In preparation for an expected increase in refugee influx to Europe, as seen in Summer last year, Austria began building a border checkpoint and road barrier at the Brenner pass; a historic passage through the Alps between Italy and Austria.
While construction of the border checks is a far cry from the border fences seen throughout the Balkans, comments from the Austrian Defence Minister indicate that the nation is prepared to close the border with Italy if refugee movement begins to permeate through to Austria. The Austrian Interior Minister, Johanna Mikl-Leitner, similarly stated: “Italy must do more to process migrants”, and failure to do so would force the Austrian government to take drastic measures.

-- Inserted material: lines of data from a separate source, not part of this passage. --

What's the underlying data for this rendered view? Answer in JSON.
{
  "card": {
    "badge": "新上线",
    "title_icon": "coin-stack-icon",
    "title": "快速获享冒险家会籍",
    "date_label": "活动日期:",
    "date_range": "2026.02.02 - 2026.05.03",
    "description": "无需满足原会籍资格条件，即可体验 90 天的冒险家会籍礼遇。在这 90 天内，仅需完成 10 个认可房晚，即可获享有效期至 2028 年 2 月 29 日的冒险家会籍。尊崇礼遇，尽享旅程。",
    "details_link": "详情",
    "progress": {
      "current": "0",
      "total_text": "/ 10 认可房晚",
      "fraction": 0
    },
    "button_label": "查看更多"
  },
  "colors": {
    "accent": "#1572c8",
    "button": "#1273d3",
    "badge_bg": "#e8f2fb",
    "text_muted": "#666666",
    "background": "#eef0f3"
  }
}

“Whoever wants to close the Brenner has learned nothing from history, neither Austrian nor European history. Fences inside Europe are the symbols of a failed collaboration. If all countries implemented and applied the jointly agreed EU agreement, there [would be] no need for border fortifications inside the EU.”
– Othmar Karas
Fearing that Austrian border restrictions will create an Italian version of the humanitarian crisis seen in Greece (particularly at Idomeni), the Italian Interior and Foreign Ministers wrote a joint letter to the EU Migration Commissioner, stating the Austrian actions “did not appear to be based on facts”, with “no data showing an alleged increase in the migrant flow from Italy”.
Natasha Bertaud, spokesperson for the EU Commission, expressed the Commission’s concern that Austrian action could potentially be against terms of the Schengen agreement.
“If these plans should materialize then we will have to look at them very seriously. The Brenner pass is essential for freedom of movement within the European Union. The Commission is very concerned.”